Nulla trattenne lui dal continuare a urlare, fissando il corpo immobile della madre con occhi che non erano già più quelli di un bambino.
Nulla poté far cessare quell'assordante pianto senza lacrime. Non vi riuscirono né Maryel, né Aline - tantomeno le sorelle di Conn, distolte dal telaio e dalla loro eterna apatia; per le due donnette non si trattava di una tragedia, solo di un fastidioso contrattempo.



- Voi... siete sposato? - Le sopracciglia di Conn erano così sollevate da rendere i suoi occhi ancora più tondi.
- Ma naturalmente, - rispose tranquillo Garanwyn, ordinando con un gesto secco alle reclute di rompere le righe - vi pare che la mia stirpe dovesse restare senza eredi? Sono il signore di Anjou, ho riconquistato le terre sul continente in nome di mio padre - continuò, soffocando la commozione - e intendo lasciarle ai miei figli.
Conn ricordava la guerra contro Sir Dinas, ma non si era mai curato del ducato di Neustria se non quando gli arrivava il vino novello dal continente.
- Anche voi... - continuò il luogotenente, cercando di apparire sereno.
- Non ho rapporti con mia moglie, come vi ho già spiegato, - replicò seccamente Conn. - perciò non credo di averla tradita in alcun modo. Lei ama il ricordo di qualcuno che non potrà tornare. - Si morse le labbra, improvvisamente consapevole che le parole appena pronunciate potevano sembrare rivolte a lui. - Perdonatemi.
Garanwyn scosse la testa, rassicurandolo in silenzio.

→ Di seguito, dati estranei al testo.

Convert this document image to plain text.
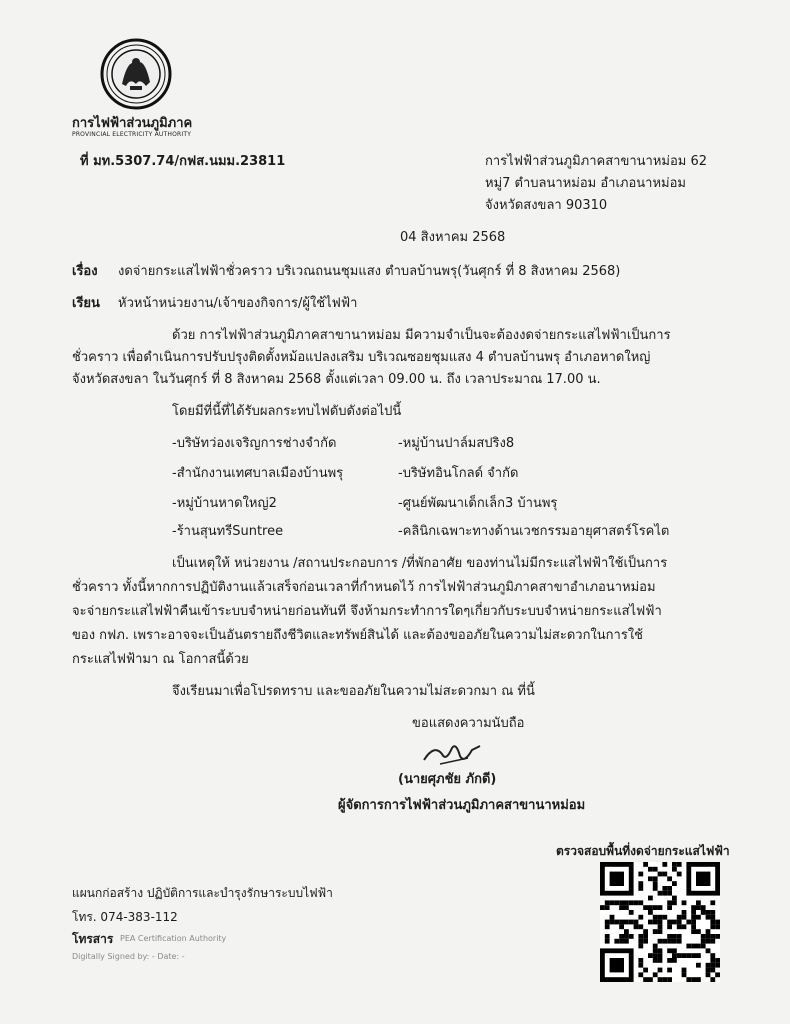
การไฟฟ้าส่วนภูมิภาค
PROVINCIAL ELECTRICITY AUTHORITY
ที่ มท.5307.74/กฟส.นมม.23811	การไฟฟ้าส่วนภูมิภาคสาขานาหม่อม 62
หมู่7 ตำบลนาหม่อม อำเภอนาหม่อม
จังหวัดสงขลา 90310
04 สิงหาคม 2568
เรื่อง งดจ่ายกระแสไฟฟ้าชั่วคราว บริเวณถนนชุมแสง ตำบลบ้านพรุ(วันศุกร์ ที่ 8 สิงหาคม 2568)
เรียน หัวหน้าหน่วยงาน/เจ้าของกิจการ/ผู้ใช้ไฟฟ้า
ด้วย การไฟฟ้าส่วนภูมิภาคสาขานาหม่อม มีความจำเป็นจะต้องงดจ่ายกระแสไฟฟ้าเป็นการ
ชั่วคราว เพื่อดำเนินการปรับปรุงติดตั้งหม้อแปลงเสริม บริเวณซอยชุมแสง 4 ตำบลบ้านพรุ อำเภอหาดใหญ่
จังหวัดสงขลา ในวันศุกร์ ที่ 8 สิงหาคม 2568 ตั้งแต่เวลา 09.00 น. ถึง เวลาประมาณ 17.00 น.
โดยมีที่นี้ที่ได้รับผลกระทบไฟดับดังต่อไปนี้
-บริษัทว่องเจริญการช่างจำกัด	-หมู่บ้านปาล์มสปริง8
-สำนักงานเทศบาลเมืองบ้านพรุ	-บริษัทอินโกลด์ จำกัด
-หมู่บ้านหาดใหญ่2	-ศูนย์พัฒนาเด็กเล็ก3 บ้านพรุ
-ร้านสุนทรีSuntree	-คลินิกเฉพาะทางด้านเวชกรรมอายุศาสตร์โรคไต
เป็นเหตุให้ หน่วยงาน /สถานประกอบการ /ที่พักอาศัย ของท่านไม่มีกระแสไฟฟ้าใช้เป็นการ
ชั่วคราว ทั้งนี้หากการปฏิบัติงานแล้วเสร็จก่อนเวลาที่กำหนดไว้ การไฟฟ้าส่วนภูมิภาคสาขาอำเภอนาหม่อม
จะจ่ายกระแสไฟฟ้าคืนเข้าระบบจำหน่ายก่อนทันที จึงห้ามกระทำการใดๆเกี่ยวกับระบบจำหน่ายกระแสไฟฟ้า
ของ กฟภ. เพราะอาจจะเป็นอันตรายถึงชีวิตและทรัพย์สินได้ และต้องขออภัยในความไม่สะดวกในการใช้
กระแสไฟฟ้ามา ณ โอกาสนี้ด้วย
จึงเรียนมาเพื่อโปรดทราบ และขออภัยในความไม่สะดวกมา ณ ที่นี้
ขอแสดงความนับถือ
(นายศุภชัย ภักดี)
ผู้จัดการการไฟฟ้าส่วนภูมิภาคสาขานาหม่อม
ตรวจสอบพื้นที่งดจ่ายกระแสไฟฟ้า
แผนกก่อสร้าง ปฏิบัติการและบำรุงรักษาระบบไฟฟ้า
โทร. 074-383-112
โทรสาร PEA Certification Authority
Digitally Signed by: - Date: -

Si erano allontanati dal campo abbastanza da poter conversare senza noie, ma non tanto da potersi concedere atteggiamenti troppo amichevoli.
- Non avete lottato abbastanza - dichiarò, scandendo le sillabe in modo che Conn non potesse fraintendere. La reazione dell'altro fu immediata: sul suo volto comparse un'espressione indispettita ed era palese che avesse bisogno di un chiarimento.

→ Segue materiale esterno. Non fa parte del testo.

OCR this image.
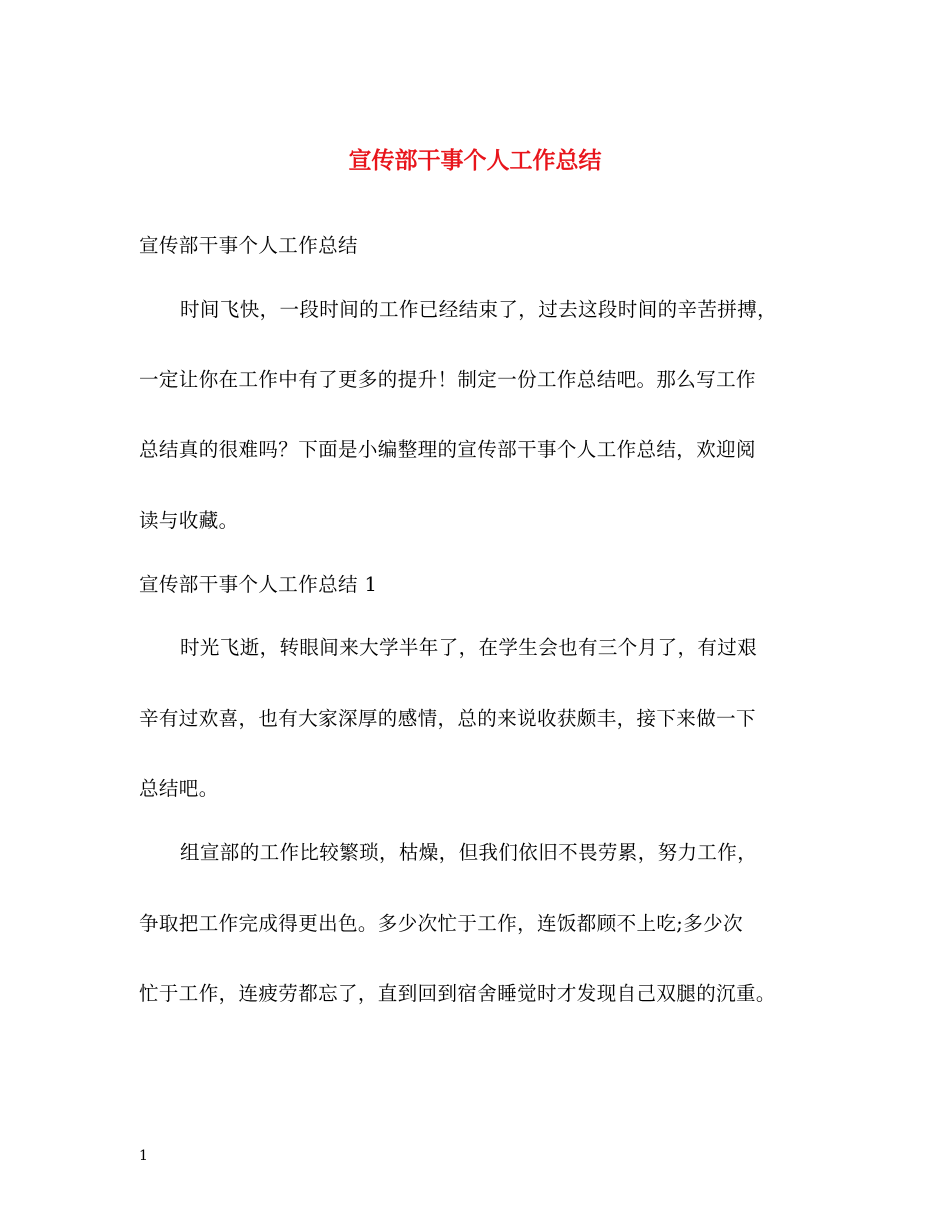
宣传部干事个人工作总结
宣传部干事个人工作总结
时间飞快，一段时间的工作已经结束了，过去这段时间的辛苦拼搏，
一定让你在工作中有了更多的提升！制定一份工作总结吧。那么写工作
总结真的很难吗？下面是小编整理的宣传部干事个人工作总结，欢迎阅
读与收藏。
宣传部干事个人工作总结 1
时光飞逝，转眼间来大学半年了，在学生会也有三个月了，有过艰
辛有过欢喜，也有大家深厚的感情，总的来说收获颇丰，接下来做一下
总结吧。
组宣部的工作比较繁琐，枯燥，但我们依旧不畏劳累，努力工作，
争取把工作完成得更出色。多少次忙于工作，连饭都顾不上吃;多少次
忙于工作，连疲劳都忘了，直到回到宿舍睡觉时才发现自己双腿的沉重。
1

"Non ho lottato? Per Aline? Cosa ne può mai sapere, lui, di come ho affrontato il suo rifiuto? E in definitiva, che cosa gli importa? Perché dovrebbe desiderare un avvicinamento tra me e mia moglie quando io e lui..."
 Ma quella schermaglia d'amore avrebbe dovuto aspettare. Giunse loro la notizia di quanto era accaduto al castello; Conn era visibilmente fuori di sé dallo sgomento. Non rallentò il passo finché non ebbe tra le braccia il corpicino tremante di Haliesin, coperto di lividi ma disperatamente vivo.

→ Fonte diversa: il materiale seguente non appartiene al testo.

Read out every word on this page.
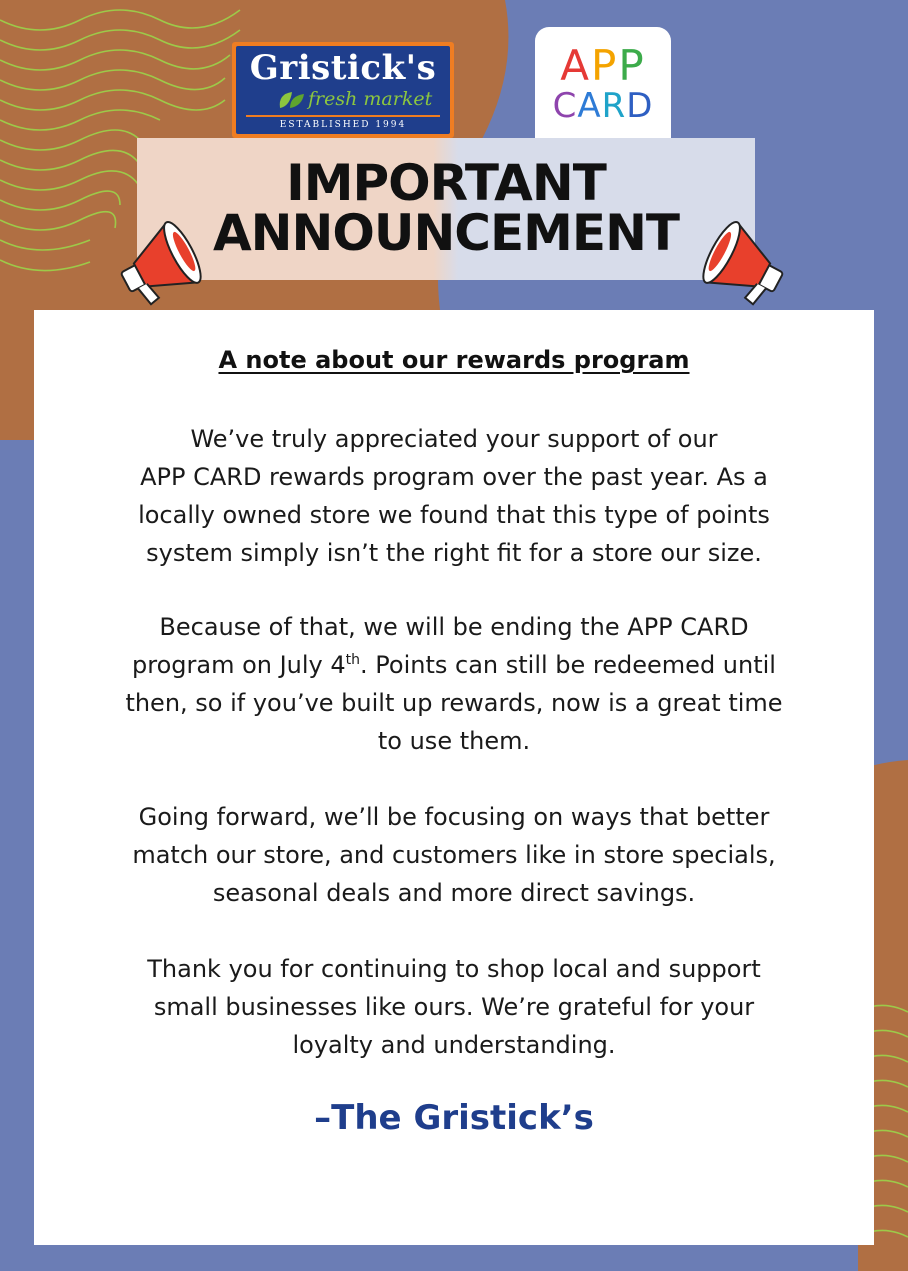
Gristick's
fresh market
ESTABLISHED 1994
APP
CARD
IMPORTANT
ANNOUNCEMENT
A note about our rewards program
We’ve truly appreciated your support of our
APP CARD rewards program over the past year. As a
locally owned store we found that this type of points
system simply isn’t the right fit for a store our size.
Because of that, we will be ending the APP CARD
program on July 4th. Points can still be redeemed until
then, so if you’ve built up rewards, now is a great time
to use them.
Going forward, we’ll be focusing on ways that better
match our store, and customers like in store specials,
seasonal deals and more direct savings.
Thank you for continuing to shop local and support
small businesses like ours. We’re grateful for your
loyalty and understanding.
–The Gristick’s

- Hai soltanto me, adesso - mormorò con le lacrime agli occhi, mentre una calda sensazione si faceva avanti nel suo animo. Sir Bedivere avrebbe potuto spiegargli di che cosa si trattava. - Sei... mio.
Quando si dice l'ironia della sorte. Armelle aveva dato la vita per il suo obiettivo: tenere Hal lontano dal duca... eppure morendo aveva apposto il sigillo che li consacrava, indissolubilmente, padre e figlio.


Le navi da guerra dei Sassoni, nel frattempo, erano già salpate.